John Allemang, who writes the Globe And Mail's 'Book A Day' column, speaks out on the occasion of his 100th review:

"...it's taken over my life, and that should be good enough. As my mentor, Bonnie Fuller, would say, I've discovered the joys of much too much. Now, I have to admit that if you devote yourself wholeheartedly to reading, an occupation that was held up as an ideal when I was at school, you end up losing contact with humanity -- but only the living and breathing version. There isn't a day when I don't feel immersed in the world, reading about the search for a lost Caravaggio in the wilds of Italy, or the desperate struggles of the Impressionists in Paris, or what it was like to grow up in backwoods Texas, or do battle in Algiers, or be Catherine Deneuve."

Now, why can't someone offer us a job like that?

Petrol Price Hike? Hurray.

The Houston Chronicle begins its summer reading round up by suggesting that, with the price of petrol being what is is, it might be better to sit back in a hammock with a book instead of venturing outdoors. Excellent advice. In the USA, or in India.

Update: The venerable Time magazine gives us an update on the "ten most anticipated books to come out later this year", a list that includes Vikram Chandra's Sacred Games.

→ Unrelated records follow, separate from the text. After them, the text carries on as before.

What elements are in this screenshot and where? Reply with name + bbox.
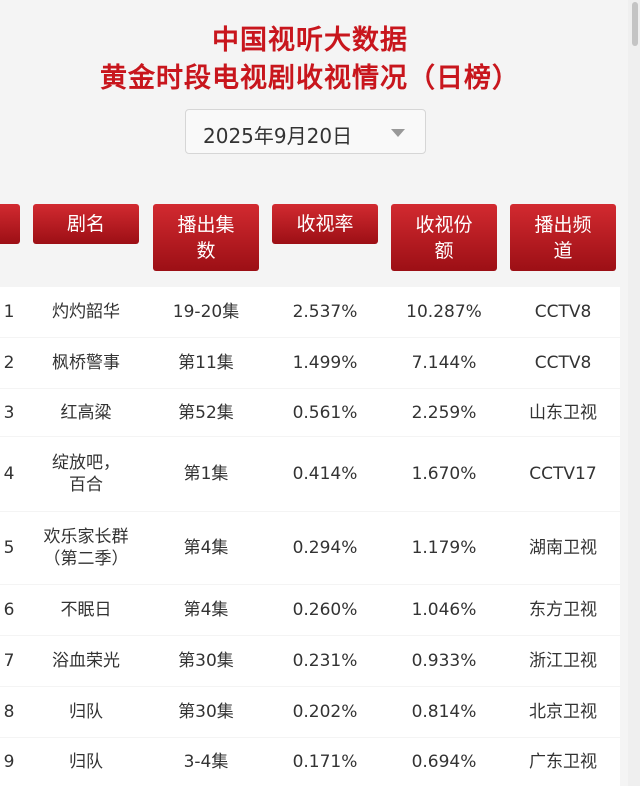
drama-name-cell: 浴血荣光 [52,651,120,671]
share-cell: 0.694% [411,752,477,772]
page-title: 中国视听大数据 [212,25,408,56]
rating-cell: 0.171% [292,752,358,772]
table-row[interactable]: 1 灼灼韶华 19-20集 2.537% 10.287% CCTV8 [0,287,620,337]
drama-name-cell: 归队 [69,752,103,772]
rank-cell: 9 [3,752,15,772]
channel-cell: 湖南卫视 [529,538,597,558]
channel-cell: 东方卫视 [529,600,597,620]
episodes-cell: 第1集 [183,464,229,484]
header-episodes: 播出集数 [153,204,259,271]
channel-cell: 山东卫视 [529,402,597,423]
drama-name-cell: 枫桥警事 [52,353,120,373]
header-share: 收视份额 [391,204,497,271]
table-row[interactable]: 5 欢乐家长群（第二季） 第4集 0.294% 1.179% 湖南卫视 [0,512,620,584]
drama-name-cell: 欢乐家长群（第二季） [43,527,129,569]
scrollbar[interactable] [628,0,640,786]
chevron-down-icon [391,129,405,137]
table-row[interactable]: 2 枫桥警事 第11集 1.499% 7.144% CCTV8 [0,338,620,388]
rank-cell: 1 [3,302,15,322]
rating-cell: 0.294% [292,538,358,558]
date-select[interactable]: 2025年9月20日 [185,109,426,154]
header-channel: 播出频道 [510,204,616,271]
share-cell: 0.814% [411,702,477,722]
share-cell: 1.046% [411,600,477,620]
rating-cell: 0.561% [292,402,358,423]
rating-cell: 1.499% [292,353,358,373]
episodes-cell: 第4集 [183,600,229,620]
episodes-cell: 第30集 [178,651,234,671]
table-row[interactable]: 9 归队 3-4集 0.171% 0.694% 广东卫视 [0,738,620,786]
rating-cell: 0.414% [292,464,358,484]
drama-name-cell: 灼灼韶华 [52,302,120,322]
share-cell: 0.933% [411,651,477,671]
rating-cell: 0.231% [292,651,358,671]
scrollbar-thumb[interactable] [632,2,638,46]
rank-cell: 5 [3,538,15,558]
channel-cell: 北京卫视 [529,702,597,722]
share-cell: 10.287% [406,302,482,322]
episodes-cell: 第4集 [183,538,229,558]
page-subtitle: 黄金时段电视剧收视情况（日榜） [100,63,520,94]
channel-cell: 广东卫视 [529,752,597,772]
rating-cell: 0.202% [292,702,358,722]
rating-cell: 2.537% [292,302,358,322]
rank-cell: 6 [3,600,15,620]
channel-cell: 浙江卫视 [529,651,597,671]
drama-name-cell: 归队 [69,702,103,722]
episodes-cell: 19-20集 [172,302,240,322]
rank-cell: 8 [3,702,15,722]
header-rank-cell [0,204,20,244]
date-select-value: 2025年9月20日 [203,124,353,148]
drama-name-cell: 绽放吧，百合 [52,453,120,495]
table-row[interactable]: 8 归队 第30集 0.202% 0.814% 北京卫视 [0,687,620,737]
header-rating: 收视率 [272,204,378,244]
episodes-cell: 第30集 [178,702,234,722]
channel-cell: CCTV17 [529,464,597,484]
rank-cell: 3 [3,402,15,423]
rank-cell: 7 [3,651,15,671]
share-cell: 1.179% [411,538,477,558]
share-cell: 2.259% [411,402,477,423]
channel-cell: CCTV8 [534,302,592,322]
share-cell: 7.144% [411,353,477,373]
drama-name-cell: 红高粱 [60,402,112,423]
episodes-cell: 3-4集 [183,752,229,772]
table-row[interactable]: 3 红高粱 第52集 0.561% 2.259% 山东卫视 [0,389,620,436]
table-row[interactable]: 4 绽放吧，百合 第1集 0.414% 1.670% CCTV17 [0,437,620,511]
episodes-cell: 第11集 [178,353,234,373]
rank-cell: 2 [3,353,15,373]
table-row[interactable]: 6 不眠日 第4集 0.260% 1.046% 东方卫视 [0,585,620,635]
rank-cell: 4 [3,464,15,484]
header-name: 剧名 [33,204,139,244]
rating-cell: 0.260% [292,600,358,620]
table-row[interactable]: 7 浴血荣光 第30集 0.231% 0.933% 浙江卫视 [0,636,620,686]
drama-name-cell: 不眠日 [60,600,112,620]
episodes-cell: 第52集 [178,402,234,423]
channel-cell: CCTV8 [534,353,592,373]
share-cell: 1.670% [411,464,477,484]
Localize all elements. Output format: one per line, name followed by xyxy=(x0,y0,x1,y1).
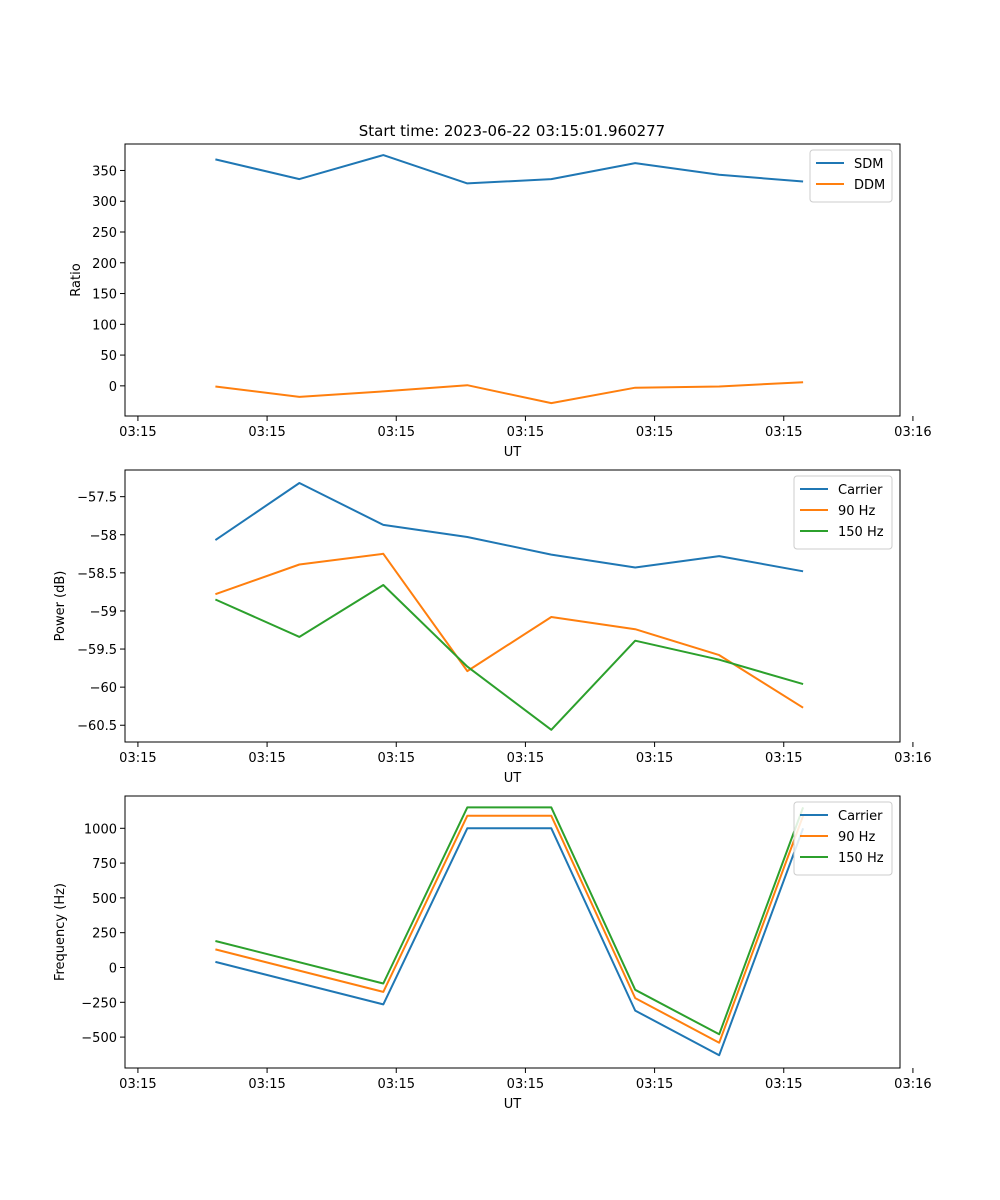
x-tick-label: 03:15 xyxy=(507,425,544,440)
y-tick-label: 200 xyxy=(92,257,117,272)
x-tick-label: 03:15 xyxy=(248,1077,285,1092)
legend-label: Carrier xyxy=(838,809,883,824)
y-tick-label: 300 xyxy=(92,195,117,210)
y-tick-label: 500 xyxy=(92,892,117,907)
y-tick-label: −58 xyxy=(90,529,117,544)
x-tick-label: 03:15 xyxy=(765,425,802,440)
x-tick-label: 03:15 xyxy=(765,751,802,766)
series-line-90-hz xyxy=(215,552,804,709)
x-tick-label: 03:15 xyxy=(507,1077,544,1092)
y-tick-label: 1000 xyxy=(84,822,117,837)
legend-label: 150 Hz xyxy=(838,525,884,540)
x-tick-label: 03:15 xyxy=(119,1077,156,1092)
axes-frame xyxy=(124,469,901,743)
x-axis-label: UT xyxy=(504,771,522,786)
y-tick-label: 250 xyxy=(92,927,117,942)
x-tick-label: 03:15 xyxy=(765,1077,802,1092)
x-tick-label: 03:15 xyxy=(119,425,156,440)
legend: Carrier 90 Hz 150 Hz xyxy=(793,475,893,550)
chart-panel-2: 03:15 03:15 03:15 03:15 03:15 03:15 03:16 −57.5… xyxy=(53,469,932,786)
series-line-150-hz xyxy=(215,806,805,1036)
axes-frame xyxy=(124,143,901,417)
y-tick-label: 250 xyxy=(92,226,117,241)
y-axis-label: Ratio xyxy=(69,263,84,296)
x-tick-label: 03:15 xyxy=(248,751,285,766)
y-tick-label: −250 xyxy=(81,996,117,1011)
y-tick-label: 750 xyxy=(92,857,117,872)
series-line-carrier xyxy=(214,482,804,573)
x-tick-label: 03:15 xyxy=(636,751,673,766)
x-tick-label: 03:16 xyxy=(894,425,931,440)
x-axis-label: UT xyxy=(504,445,522,460)
axes-frame xyxy=(124,795,901,1069)
y-tick-label: 100 xyxy=(92,318,117,333)
legend-label: Carrier xyxy=(838,483,883,498)
chart-panel-1: 03:15 03:15 03:15 03:15 03:15 03:15 03:16 0 50 10… xyxy=(69,143,932,460)
x-tick-label: 03:15 xyxy=(378,751,415,766)
figure-title: Start time: 2023-06-22 03:15:01.960277 xyxy=(359,122,665,140)
legend-label: 150 Hz xyxy=(838,851,884,866)
x-tick-label: 03:15 xyxy=(248,425,285,440)
legend: SDM DDM xyxy=(809,149,893,203)
y-tick-label: −500 xyxy=(81,1031,117,1046)
y-axis-label: Power (dB) xyxy=(53,571,68,642)
series-line-ddm xyxy=(215,381,804,405)
y-tick-label: 150 xyxy=(92,288,117,303)
y-tick-label: −60 xyxy=(90,681,117,696)
legend-label: 90 Hz xyxy=(838,504,875,519)
series-line-carrier xyxy=(215,827,805,1057)
y-tick-label: 50 xyxy=(100,349,117,364)
y-tick-label: −57.5 xyxy=(77,491,117,506)
legend: Carrier 90 Hz 150 Hz xyxy=(793,801,893,876)
x-tick-label: 03:15 xyxy=(636,425,673,440)
y-tick-label: 350 xyxy=(92,164,117,179)
chart-panel-3: 03:15 03:15 03:15 03:15 03:15 03:15 03:16 1000 7… xyxy=(53,795,932,1112)
x-axis-label: UT xyxy=(504,1097,522,1112)
y-tick-label: −59 xyxy=(90,605,117,620)
y-tick-label: −59.5 xyxy=(77,643,117,658)
x-tick-label: 03:15 xyxy=(636,1077,673,1092)
x-tick-label: 03:15 xyxy=(507,751,544,766)
series-line-150-hz xyxy=(214,584,804,731)
y-tick-label: 0 xyxy=(109,380,117,395)
x-tick-label: 03:16 xyxy=(894,751,931,766)
x-tick-label: 03:15 xyxy=(378,425,415,440)
y-axis-label: Frequency (Hz) xyxy=(53,883,68,981)
series-line-sdm xyxy=(215,154,804,185)
legend-label: DDM xyxy=(854,178,885,193)
legend-label: 90 Hz xyxy=(838,830,875,845)
y-tick-label: 0 xyxy=(109,961,117,976)
x-tick-label: 03:16 xyxy=(894,1077,931,1092)
x-tick-label: 03:15 xyxy=(378,1077,415,1092)
legend-label: SDM xyxy=(854,157,883,172)
series-line-90-hz xyxy=(215,814,805,1044)
y-tick-label: −58.5 xyxy=(77,567,117,582)
y-tick-label: −60.5 xyxy=(77,719,117,734)
x-tick-label: 03:15 xyxy=(119,751,156,766)
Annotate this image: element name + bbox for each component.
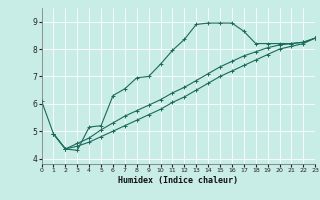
X-axis label: Humidex (Indice chaleur): Humidex (Indice chaleur)	[118, 176, 238, 185]
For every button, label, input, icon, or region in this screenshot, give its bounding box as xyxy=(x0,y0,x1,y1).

And, in classic publisher's hyperbole, a Harper Collins source is quoted as saying that the book will "do for Indian literature what One Hundred Years of Solitude did for South American literature." Er...one thought Midnight's Children already did that.

Sethspeak

"Where I am is largely an accident of what I'm doing. If my next book happened to be A Suitable Girl or perhaps An Unsuitable Boy I'd be back to India to write it. I'm single, again [a relationship recently broke up]. I've no boss, no children, no ties. I can be anywhere."

- Vikram Seth speaks of his current preoccupations from the heart of rural England.